I don't know much about Oracle RAC - few questions here: 1. Does this problem occur with one node GFS ? Or does it only occur with multiple nodes running Oracle workload at the same time ? 2. If latter, do we know any file access pattern ? Say, one node doing write and other nodes doing read or multiple writes ? 3. What kind of corruption ? Data is not completely written when write returned ? Or the data just simply contain garbage ?
1. I'll try out the one node test on our cluster now. 2. The problem occurs even when the database is starting up. At that point all the nodes are opening files and performing reads. 3. The corruption is at the Oracle level. Oracle wrote some data in the past. The data is not what Oracle expects when it is read in the future.
I'm also gathering strace and Oracle trace information, which will be posted.
I suspect gfs_direct_IO() doesn't flush all the data into the disk for some unkown reasons (i.e. we have short writes). If you can prove from the Oracle side, it would be a great help. Otherwise, I'm preparing a trace kernel for you to run. Also if you can recreate this issue on a single node, it would be super helpful.
We were able to reproduce data corruption using the debug kernel.

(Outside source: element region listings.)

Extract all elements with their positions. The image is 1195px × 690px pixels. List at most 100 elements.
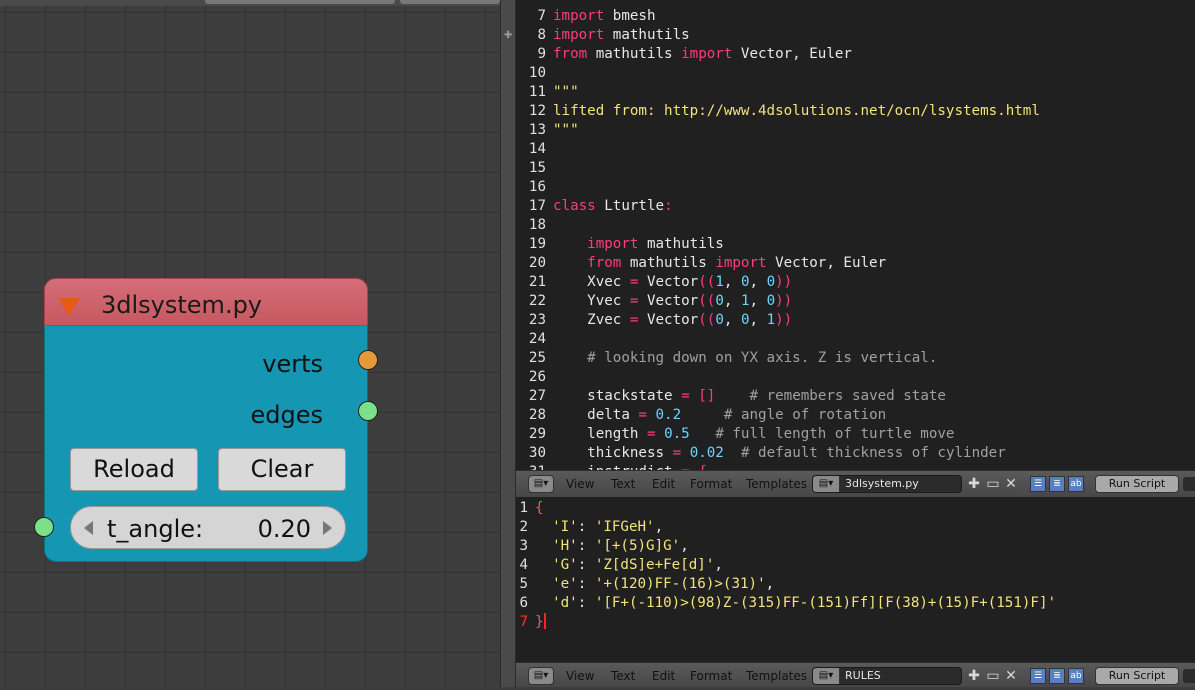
code-line[interactable]: 5 'e': '+(120)FF-(16)>(31)', [516, 575, 1195, 594]
code-line[interactable]: 1{ [516, 499, 1195, 518]
code-line[interactable]: 23 Zvec = Vector((0, 0, 1)) [516, 311, 1195, 330]
socket-verts-output[interactable] [358, 350, 378, 370]
code-line[interactable]: 4 'G': 'Z[dS]e+Fe[d]', [516, 556, 1195, 575]
code-line[interactable]: 25 # looking down on YX axis. Z is verti… [516, 349, 1195, 368]
menu-edit[interactable]: Edit [652, 471, 675, 496]
code-line[interactable]: 24 [516, 330, 1195, 349]
code-line[interactable]: 28 delta = 0.2 # angle of rotation [516, 406, 1195, 425]
code-token: : [577, 557, 595, 573]
code-token: """ [553, 84, 579, 100]
code-line[interactable]: 2 'I': 'IFGeH', [516, 518, 1195, 537]
new-text-icon[interactable]: ✚ [966, 476, 982, 492]
menu-edit[interactable]: Edit [652, 663, 675, 688]
code-line[interactable]: 6 'd': '[F+(-110)>(98)Z-(315)FF-(151)Ff]… [516, 594, 1195, 613]
code-line[interactable]: 21 Xvec = Vector((1, 0, 0)) [516, 273, 1195, 292]
text-editor-script[interactable]: 7 import bmesh 8 import mathutils 9 from math… [516, 0, 1195, 470]
code-line[interactable]: 7} [516, 613, 1195, 632]
text-datablock-name[interactable]: RULES [845, 668, 881, 684]
open-folder-icon[interactable]: ▭ [985, 476, 1001, 492]
code-line[interactable]: 31 instrudict = { [516, 463, 1195, 470]
run-script-button[interactable]: Run Script [1095, 667, 1179, 685]
header-overflow-widget[interactable] [1183, 477, 1195, 491]
header-widget[interactable] [400, 0, 500, 4]
code-line[interactable]: 20 from mathutils import Vector, Euler [516, 254, 1195, 273]
code-line[interactable]: 3 'H': '[+(5)G]G', [516, 537, 1195, 556]
syntax-highlight-toggle-icon[interactable]: ab [1068, 476, 1084, 492]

The following error messages were in the messages file: Oct 5 13:25:03 war kernel: __generic_file_aio_write_nolock falls back to buffer IO, written=0, count=1032192 Oct 5 13:25:03 war kernel: __generic_file_aio_write_nolock falls back to buffer IO, written=0, count=1048576 Oct 5 13:25:03 war last message repeated 11 times Oct 5 13:25:03 war kernel: __generic_file_aio_write_nolock falls back to buffer IO, written=0, count=81920 Oct 5 13:25:03 war kernel: __generic_file_aio_write_nolock falls back to buffer IO, written=0, count=1032192 Oct 5 13:25:03 war kernel: __generic_file_aio_write_nolock falls back to buffer IO, written=0, count=1048576 Oct 5 13:25:03 war last message repeated 11 times Oct 5 13:25:03 war kernel: __generic_file_aio_write_nolock falls back to buffer IO, written=0, count=81920 Oracle reported the following error: Controlfile created with 836 blocks of size 16384 bytes Informational message: Controlfile 0 with seq# 2 has a fractured block, blk# 793 Informational message: Controlfile 0 with seq# 2 has a fractured block, blk# 793 Informational message: Controlfile 1 with seq# 2 has a fractured block, blk# 793 Informational message: Controlfile 1 with seq# 2 has a fractured block, blk# 793 Hex dump of (file 0, block 793) in trace file /mnt/oracle_base/product/10g_R1_rd bms/rdbms/log/war_ora_14471.trc Corrupt block relative dba: 0x00000319 (file 0, block 793) Completely zero block found during controlfile block read This problem occurs when a create database is performed without having a controlfile already on the GFS filesystem.
Created attachment 120237 [details] Patch set 3-1: kernel_gfs_lock.patch Base kernel patch for GFS read/write deadlock issue.
Created attachment 120238 [details] Patch set 3-2: gfs_i_sem.patch GFS-kernel fix for direct IO read/write deadlock.
Created attachment 120239 [details] Patch set 3-3: gfs_dio_sync.patch Sync dio write buffer into storage - this fixes the data corruption bug.
The above three patches fix all the problems I know of about GFS dio on RHEL 4. Will do a small write-up and discuss the build and release issue with GFS team.
Code checked into CVS and I would consider this issue closed.